Не обращая внимания на причитания встревоженной Кэт, которая походила сейчас на птицу, надрывно кричащую в позолоченной клетке и тщетно пытающуюся вырваться на свободу, я натягивала высокие кожаные сапоги для верховой езды, а она все кружила и хлопотала вокруг меня, закалывая волосы потуже и умоляя оставить эту безумную и опасную затею.
Как только мои знаменитые огненные локоны скрылись под коричневым матерчатым чепцом, я поднялась на ноги и одним лишь властным жестом своей изящной мраморно-белой руки отослала Кэт за дверь, положив конец ее болтовне, словно палач, единственным ударом топора отправляющий преступника на тот свет. В воцарившейся после ее ухода звенящей тишине я схватила кожаные перчатки вместе с хлыстом и направилась к потайной двери, ведущей на лестницу. Спустившись по ней, можно было попасть прямо в сад, где я так часто прогуливалась по утрам в одной сорочке, прежде чем вновь взять в руки королевские регалии и приступить к повседневным своим обязанностям.
Тогда я принимала на свои плечи тяжкий груз правления державой и порой чувствовала себя при этом самой одинокой женщиной на всем белом свете. Я крепко держалась за стену, осторожно ставя ноги в тяжелых сапогах на каменные ступени, которые тускло освещались угасающим пламенем факелов. «Лестница! Вечно на лестницах случаются какие-нибудь несчастья: убийство либо еще что-нибудь страшное». Я никак не могла отогнать от себя эту мысль.

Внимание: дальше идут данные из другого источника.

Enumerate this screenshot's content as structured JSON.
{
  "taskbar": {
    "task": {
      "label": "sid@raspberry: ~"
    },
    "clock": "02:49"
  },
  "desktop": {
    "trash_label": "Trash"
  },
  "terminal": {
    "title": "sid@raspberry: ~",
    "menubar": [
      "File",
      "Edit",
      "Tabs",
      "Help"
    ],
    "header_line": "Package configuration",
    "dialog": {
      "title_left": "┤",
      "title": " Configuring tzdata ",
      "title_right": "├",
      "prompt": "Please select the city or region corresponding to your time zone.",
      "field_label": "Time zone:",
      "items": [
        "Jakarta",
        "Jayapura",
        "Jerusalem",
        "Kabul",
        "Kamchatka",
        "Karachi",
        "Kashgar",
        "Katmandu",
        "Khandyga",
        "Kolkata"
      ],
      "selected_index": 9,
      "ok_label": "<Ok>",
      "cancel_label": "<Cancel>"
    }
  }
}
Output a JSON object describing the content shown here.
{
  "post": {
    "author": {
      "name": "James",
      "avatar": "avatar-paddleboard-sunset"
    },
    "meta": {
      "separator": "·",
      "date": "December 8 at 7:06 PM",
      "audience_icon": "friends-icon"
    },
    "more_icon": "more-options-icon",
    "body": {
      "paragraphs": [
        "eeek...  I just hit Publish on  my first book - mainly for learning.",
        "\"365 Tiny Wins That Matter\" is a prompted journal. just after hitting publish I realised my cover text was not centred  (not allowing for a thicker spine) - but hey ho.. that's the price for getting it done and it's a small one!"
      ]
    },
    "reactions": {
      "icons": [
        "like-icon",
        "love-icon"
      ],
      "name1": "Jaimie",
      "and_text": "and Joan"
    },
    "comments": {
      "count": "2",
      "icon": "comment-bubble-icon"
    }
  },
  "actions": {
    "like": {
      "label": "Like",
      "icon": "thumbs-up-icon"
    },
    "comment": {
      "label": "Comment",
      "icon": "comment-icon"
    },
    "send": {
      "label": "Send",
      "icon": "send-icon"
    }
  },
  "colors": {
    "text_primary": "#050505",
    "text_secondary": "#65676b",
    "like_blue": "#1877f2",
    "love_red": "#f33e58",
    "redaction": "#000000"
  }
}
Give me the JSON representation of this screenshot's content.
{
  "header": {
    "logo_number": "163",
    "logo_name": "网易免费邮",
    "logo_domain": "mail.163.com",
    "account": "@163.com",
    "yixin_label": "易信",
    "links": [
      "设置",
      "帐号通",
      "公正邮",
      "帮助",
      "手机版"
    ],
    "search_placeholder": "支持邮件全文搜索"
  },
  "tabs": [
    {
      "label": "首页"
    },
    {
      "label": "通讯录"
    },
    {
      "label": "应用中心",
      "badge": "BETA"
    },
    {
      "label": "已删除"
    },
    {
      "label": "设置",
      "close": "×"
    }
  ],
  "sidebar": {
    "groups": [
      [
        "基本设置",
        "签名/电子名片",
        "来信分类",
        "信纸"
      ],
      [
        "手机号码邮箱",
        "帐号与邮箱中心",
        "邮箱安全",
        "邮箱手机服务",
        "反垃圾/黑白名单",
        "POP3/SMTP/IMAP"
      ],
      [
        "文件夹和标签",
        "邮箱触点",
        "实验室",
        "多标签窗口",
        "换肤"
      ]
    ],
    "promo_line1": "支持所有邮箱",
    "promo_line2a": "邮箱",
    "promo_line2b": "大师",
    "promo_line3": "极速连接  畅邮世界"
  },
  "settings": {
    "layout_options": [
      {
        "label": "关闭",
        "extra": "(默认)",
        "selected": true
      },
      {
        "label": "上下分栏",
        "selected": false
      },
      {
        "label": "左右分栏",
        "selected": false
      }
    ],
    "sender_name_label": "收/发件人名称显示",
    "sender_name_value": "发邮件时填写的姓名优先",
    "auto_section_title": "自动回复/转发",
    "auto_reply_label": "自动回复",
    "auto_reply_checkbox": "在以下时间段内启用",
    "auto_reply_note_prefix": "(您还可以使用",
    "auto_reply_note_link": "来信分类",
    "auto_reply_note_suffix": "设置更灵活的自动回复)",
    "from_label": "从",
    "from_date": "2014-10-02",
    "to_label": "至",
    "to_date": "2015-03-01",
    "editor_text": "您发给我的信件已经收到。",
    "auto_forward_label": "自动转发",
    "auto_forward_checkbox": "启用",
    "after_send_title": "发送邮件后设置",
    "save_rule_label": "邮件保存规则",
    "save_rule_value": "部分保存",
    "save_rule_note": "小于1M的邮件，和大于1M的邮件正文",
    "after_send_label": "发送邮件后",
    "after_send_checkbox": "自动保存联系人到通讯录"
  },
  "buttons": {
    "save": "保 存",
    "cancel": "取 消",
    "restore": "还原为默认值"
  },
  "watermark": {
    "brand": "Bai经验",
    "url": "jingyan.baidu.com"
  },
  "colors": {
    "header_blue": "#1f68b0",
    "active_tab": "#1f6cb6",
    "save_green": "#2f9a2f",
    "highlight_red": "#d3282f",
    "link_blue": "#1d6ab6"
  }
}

У реки меня ждала обычная наемная лодка, а на другом берегу — скакун, быстроногий гнедой жеребец, мускулистый и поджарый. Тоже подарок Роберта. Безрассудно и опрометчиво было с моей стороны отправиться в подобное путешествие под покровом тайны, совсем одной. Я, английская королева, отправилась в тайное паломничество без привычной свиты, без камеристок и стражи, в полном одиночестве, переодевшись в мужскую одежду. Со мной может случиться все что угодно — можно ждать нападения шайки воров или ватаги головорезов, меня могут убить или обесчестить и бросить гнить в яме, если мой обман раскроется. Или же принудят доживать свои дни пленницей в непотребном доме, угождая похотливым мужчинам, если я так и не решусь раскрыть свою тайну, или попросту не поверив в мою немыслимую историю. С каждым шагом я все отчетливее представляла себе возможные последствия своего легкомыслия, но мы с опасностью давно уже водили близкую дружбу; так или иначе, мы шли с ней рука об руку с самого момента моего рождения. Я никогда не чувствовала себя под защитой, безопасность представлялась мне вымыслом, в который даже поверить трудно. Мне удалось пройти невредимой сквозь перепады настроения и убийственный гнев своего царственного родителя, и даже когда родная сестра, так и не сумев, как ни старалась, отыскать хотя бы крупицу моей вины, возжелала погубить меня и заточила в темницу, мне удалось выстоять.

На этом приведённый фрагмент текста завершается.